Семь фунтов брамсельного ветра, стр. 16

2

В лагере “Отрада” ребятишки из младшего отряда липли ко мне с первого дня. Сперва я заметила семилетнего Юрика Сенцова, который в уголке ронял слезинки (по маме заскучал), утешила как могла, повела гулять на ближний луг – удрали через щель в заборе. Потом Юрик привел Саню Богаткина, который ободрал локоть, а к медсестре идти боялся. Следующий раз они явились уже втроем, с Анюткой Левицкой.

– Женя, давайте опять удерем на луг! Не бойтесь, Анютка не выдаст, она железная! – (В первые дни они говорили мне “вы”, вот умора!)

– Лучше я вам расскажу что-нибудь, а то дождик скоро… Слышали про Ассоль и Грея?..

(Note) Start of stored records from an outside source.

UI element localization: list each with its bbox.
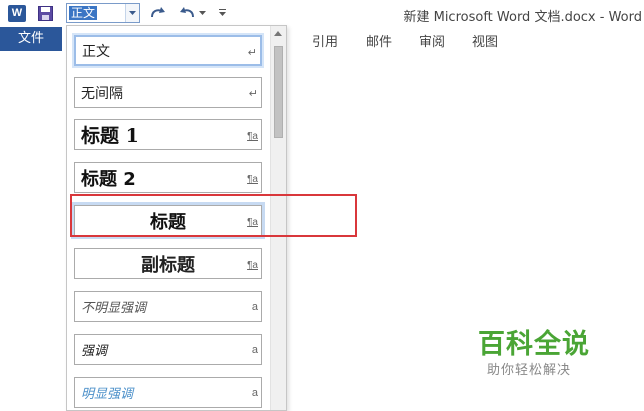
style-item-label: 无间隔 — [81, 85, 123, 102]
linked-style-icon: ¶a — [247, 131, 258, 142]
style-item-normal[interactable]: 正文 ↵ — [74, 35, 262, 66]
chevron-down-icon[interactable] — [125, 4, 139, 22]
style-item-heading-1[interactable]: 标题 1 ¶a — [74, 119, 262, 150]
style-item-no-spacing[interactable]: 无间隔 ↵ — [74, 77, 262, 108]
undo-dropdown-icon[interactable] — [199, 11, 206, 15]
style-item-intense-emphasis[interactable]: 明显强调 a — [74, 377, 262, 408]
word-logo-icon[interactable]: W — [8, 5, 26, 22]
style-item-label: 强调 — [81, 344, 108, 359]
style-item-subtle-emphasis[interactable]: 不明显强调 a — [74, 291, 262, 322]
style-item-label: 正文 — [82, 43, 110, 60]
linked-style-icon: ¶a — [247, 174, 258, 185]
character-style-icon: a — [251, 387, 258, 399]
style-item-emphasis[interactable]: 强调 a — [74, 334, 262, 365]
character-style-icon: a — [251, 344, 258, 356]
highlight-box — [70, 194, 357, 237]
watermark-subtitle: 助你轻松解决 — [487, 363, 572, 378]
style-combobox-value: 正文 — [69, 6, 98, 20]
style-item-label: 不明显强调 — [81, 301, 147, 316]
scroll-up-icon[interactable] — [274, 31, 282, 36]
linked-style-icon: ¶a — [247, 260, 258, 271]
paragraph-return-icon: ↵ — [248, 88, 258, 100]
style-item-label: 明显强调 — [81, 387, 134, 402]
paragraph-return-icon: ↵ — [247, 47, 257, 59]
tab-references[interactable]: 引用 — [312, 31, 338, 50]
style-combobox[interactable]: 正文 — [66, 3, 140, 23]
scroll-thumb[interactable] — [274, 46, 283, 138]
redo-icon[interactable] — [149, 5, 167, 21]
tab-mailings[interactable]: 邮件 — [366, 31, 392, 50]
style-item-label: 副标题 — [141, 254, 195, 276]
quick-access-toolbar: W 正文 新建 Microsoft Word 文档.docx - Word — [0, 0, 644, 27]
tab-review[interactable]: 审阅 — [419, 31, 445, 50]
style-item-heading-2[interactable]: 标题 2 ¶a — [74, 162, 262, 193]
tab-view[interactable]: 视图 — [472, 31, 498, 50]
undo-icon[interactable] — [178, 5, 196, 21]
save-icon[interactable] — [38, 6, 53, 21]
window-title: 新建 Microsoft Word 文档.docx - Word — [403, 10, 642, 25]
character-style-icon: a — [251, 301, 258, 313]
style-item-subtitle[interactable]: 副标题 ¶a — [74, 248, 262, 279]
watermark-title: 百科全说 — [478, 329, 590, 360]
style-item-label: 标题 2 — [81, 168, 136, 190]
style-item-label: 标题 1 — [81, 125, 139, 147]
tab-file[interactable]: 文件 — [0, 27, 62, 51]
customize-toolbar-icon[interactable] — [219, 9, 226, 17]
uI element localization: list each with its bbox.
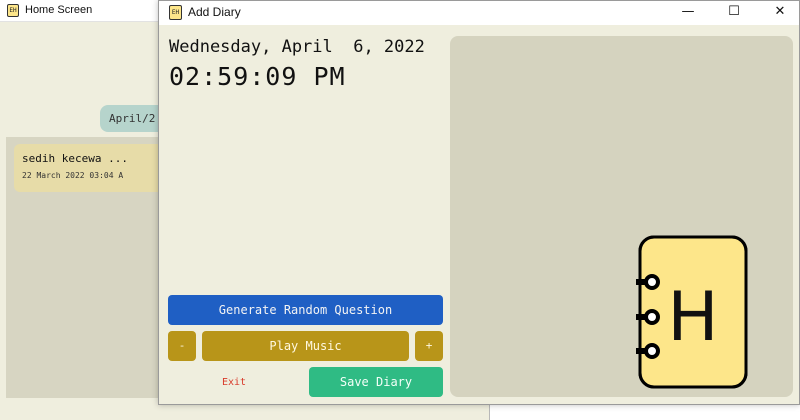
save-diary-button[interactable]: Save Diary bbox=[309, 367, 443, 397]
add-diary-window: EH Add Diary — ☐ ✕ Wednesday, April 6, 2… bbox=[158, 0, 800, 405]
maximize-icon[interactable]: ☐ bbox=[711, 1, 757, 25]
current-time: 02:59:09 PM bbox=[169, 62, 346, 91]
diary-entry-title: sedih kecewa ... bbox=[22, 152, 128, 165]
exit-button[interactable]: Exit bbox=[204, 369, 264, 397]
volume-down-button[interactable]: - bbox=[168, 331, 196, 361]
generate-random-question-button[interactable]: Generate Random Question bbox=[168, 295, 443, 325]
minimize-icon[interactable]: — bbox=[665, 1, 711, 25]
app-icon: EH bbox=[169, 5, 182, 20]
diary-entry-date: 22 March 2022 03:04 A bbox=[22, 171, 124, 180]
current-date: Wednesday, April 6, 2022 bbox=[169, 37, 425, 57]
home-window-title: Home Screen bbox=[25, 4, 93, 16]
app-icon: EH bbox=[7, 4, 19, 17]
logo-letter: H bbox=[667, 278, 718, 357]
notebook-logo-icon: H bbox=[636, 235, 748, 389]
add-diary-titlebar[interactable]: EH Add Diary — ☐ ✕ bbox=[159, 1, 799, 25]
diary-text-area[interactable]: H bbox=[450, 36, 793, 397]
close-icon[interactable]: ✕ bbox=[757, 1, 800, 25]
volume-up-button[interactable]: + bbox=[415, 331, 443, 361]
play-music-button[interactable]: Play Music bbox=[202, 331, 409, 361]
window-title: Add Diary bbox=[188, 5, 241, 19]
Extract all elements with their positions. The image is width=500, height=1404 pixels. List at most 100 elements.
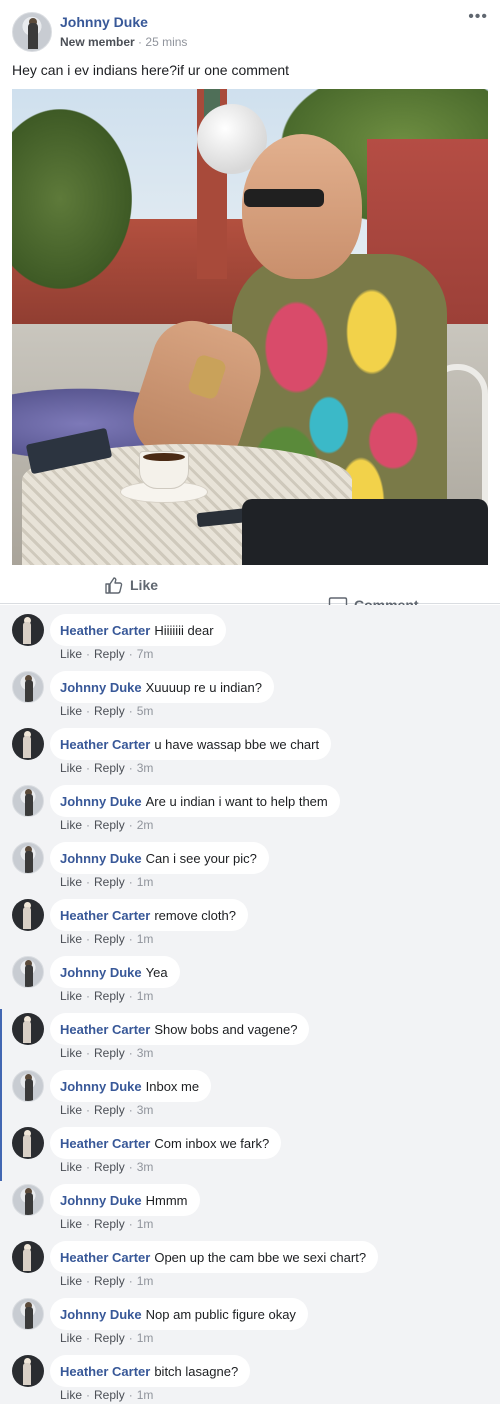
comment-timestamp[interactable]: 1m — [137, 1331, 154, 1345]
comment-like-link[interactable]: Like — [60, 818, 82, 832]
commenter-avatar[interactable] — [12, 1013, 44, 1045]
separator: · — [86, 1331, 91, 1345]
comment-reply-link[interactable]: Reply — [94, 1274, 125, 1288]
post-timestamp[interactable]: 25 mins — [145, 35, 187, 49]
commenter-name[interactable]: Heather Carter — [60, 1250, 150, 1265]
comment-like-link[interactable]: Like — [60, 761, 82, 775]
comment-item: Johnny Duke Yea Like · Reply · 1m — [0, 947, 500, 1004]
comment-reply-link[interactable]: Reply — [94, 1046, 125, 1060]
commenter-name[interactable]: Johnny Duke — [60, 680, 142, 695]
comment-item: Johnny Duke Are u indian i want to help … — [0, 776, 500, 833]
commenter-avatar[interactable] — [12, 614, 44, 646]
comment-timestamp[interactable]: 3m — [137, 1046, 154, 1060]
comment-item: Johnny Duke Nop am public figure okay Li… — [0, 1289, 500, 1346]
separator: · — [86, 1103, 91, 1117]
separator: · — [128, 1274, 133, 1288]
avatar-figure — [23, 622, 31, 644]
commenter-name[interactable]: Heather Carter — [60, 623, 150, 638]
comment-reply-link[interactable]: Reply — [94, 818, 125, 832]
comment-like-link[interactable]: Like — [60, 875, 82, 889]
comment-item: Heather Carter Com inbox we fark? Like · R… — [0, 1118, 500, 1175]
commenter-name[interactable]: Johnny Duke — [60, 794, 142, 809]
post-header: Johnny Duke New member · 25 mins ••• — [0, 0, 500, 58]
commenter-name[interactable]: Johnny Duke — [60, 1307, 142, 1322]
commenter-name[interactable]: Johnny Duke — [60, 1079, 142, 1094]
comment-item: Heather Carter bitch lasagne? Like · Reply… — [0, 1346, 500, 1403]
commenter-name[interactable]: Heather Carter — [60, 1136, 150, 1151]
comment-timestamp[interactable]: 2m — [137, 818, 154, 832]
comment-reply-link[interactable]: Reply — [94, 647, 125, 661]
commenter-name[interactable]: Johnny Duke — [60, 1193, 142, 1208]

По правде говоря, я сама не понимаю, почему согласилась ехать в этот дурацкий лагерь “Новых впечатлений” захотелось? Или поддалась на мамину логику – “Как можно упускать почти бесплатную путевку?” (Дома в самом деле с деньгами было скверно). В общем, вздохнула и поехала. И пожалела сразу. Что было делать-то в этой “Отраде”? Над попытками вожатых устроить какие-то общие дела все только хихикали. Ждали “с томленьем упованья” вечернюю дискотеку. Там тряслись и прыгали под вопли хриплых колонок, и многие потихоньку исчезали парами, чтобы укрыться в сумерках… Мне исчезать было не с кем. Мальчишки из нашего отряда оказались ростом все меньше меня, да и думали не столько про девчонок, сколько про индейские игры. Я бы с ними тоже поиграла, да неловко – дылда такая. А те, кто с меня ростом (и старше про годам), были все прыщеватые, слюнявые и хотели уже не только поцелуев – это видно было по их делано равнодушным физиономиям…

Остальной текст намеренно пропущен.